Falando de esperança, vem-nos ao pensamento e ao coração a Santíssima Virgem, Spes nostra. Ela é a Mãe da nossa esperança, a que nos alcança do Senhor esta graça da esperança, para a termos e para a darmos, como diz São Pedro: «Estai sempre dispostos a dar a razão da vossa esperança» (1Pd 3, 15).

* * *

Termino com a esplêndida frase de São Paulo: «Que o Deus da esperança vos encha de toda a alegria e paz na fé, para que transbordeis de esperança pela força do Espírito Santo» (Rm 15, 13). Aconselho-vos a lê-la e meditá-la muito. Que estejamos contentes e, quando houver motivos humanos para não o estarmos, pensemos que, por cima de todo o motivo humano, há um muito maior, que é o fundamento da nossa esperança: o amor de Deus por nós.

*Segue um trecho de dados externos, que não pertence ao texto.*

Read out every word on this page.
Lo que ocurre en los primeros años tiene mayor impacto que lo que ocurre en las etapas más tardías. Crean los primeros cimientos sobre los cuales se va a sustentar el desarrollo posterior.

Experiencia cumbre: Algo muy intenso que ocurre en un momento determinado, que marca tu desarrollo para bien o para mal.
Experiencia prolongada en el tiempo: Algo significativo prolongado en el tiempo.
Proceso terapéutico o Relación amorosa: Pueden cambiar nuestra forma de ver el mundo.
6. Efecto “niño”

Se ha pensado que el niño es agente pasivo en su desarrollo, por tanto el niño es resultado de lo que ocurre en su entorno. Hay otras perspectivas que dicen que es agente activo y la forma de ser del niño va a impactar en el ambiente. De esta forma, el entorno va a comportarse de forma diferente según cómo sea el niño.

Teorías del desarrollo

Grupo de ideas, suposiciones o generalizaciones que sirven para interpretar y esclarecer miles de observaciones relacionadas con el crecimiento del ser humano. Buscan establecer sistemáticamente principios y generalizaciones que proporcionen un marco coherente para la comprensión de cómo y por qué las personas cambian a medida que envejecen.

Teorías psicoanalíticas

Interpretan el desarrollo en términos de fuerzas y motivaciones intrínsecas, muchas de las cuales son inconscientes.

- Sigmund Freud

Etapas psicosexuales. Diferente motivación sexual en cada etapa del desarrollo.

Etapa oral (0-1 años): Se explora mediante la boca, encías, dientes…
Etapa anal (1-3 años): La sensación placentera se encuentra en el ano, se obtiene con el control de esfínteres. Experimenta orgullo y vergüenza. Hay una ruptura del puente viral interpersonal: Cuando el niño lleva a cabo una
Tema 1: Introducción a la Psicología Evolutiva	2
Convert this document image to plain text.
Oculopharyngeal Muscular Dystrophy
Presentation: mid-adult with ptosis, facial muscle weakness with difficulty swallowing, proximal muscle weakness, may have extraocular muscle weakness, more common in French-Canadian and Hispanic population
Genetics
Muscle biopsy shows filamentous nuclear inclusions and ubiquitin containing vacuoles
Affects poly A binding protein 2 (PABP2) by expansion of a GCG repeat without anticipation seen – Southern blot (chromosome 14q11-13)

[1] São Josemaria, Forja, n. 278.

[2] Francisco, Spes non confundit, n. 1.

[3] Concílio de Trento, sess. VI, cân. 31.

[4] Francisco, Spes non confundit, n. 3.

[5] São Josemaria, Amigos de Deus, n. 208.

[6] Bento XVI, Spe salvi, n. 31.

[7] São Josemaria, Amigos de Deus, n. 208.

[8] São Josemaria, Carta 29, n. 60.

[9] Francisco, Spes non confundit, n. 11.

[10] Francisco, Spes non confundit, n. 3.

[11] São Josemaria, Instrução 09/01/1935, n. 19, recolhido em Crónica de fevereiro de 2025; cf. AGP, Biblioteca, P01.

[12] São Josemaria, Apontamentos de uma meditação, 10/02/1975.

[13] São Josemaria, Em diálogo com o Senhor, n. 101.

[14] Francisco, Spes non confundit, n. 8.

[15] Javier Echevarría, Lembrando o Beato Josemaria Escrivá, p. 96.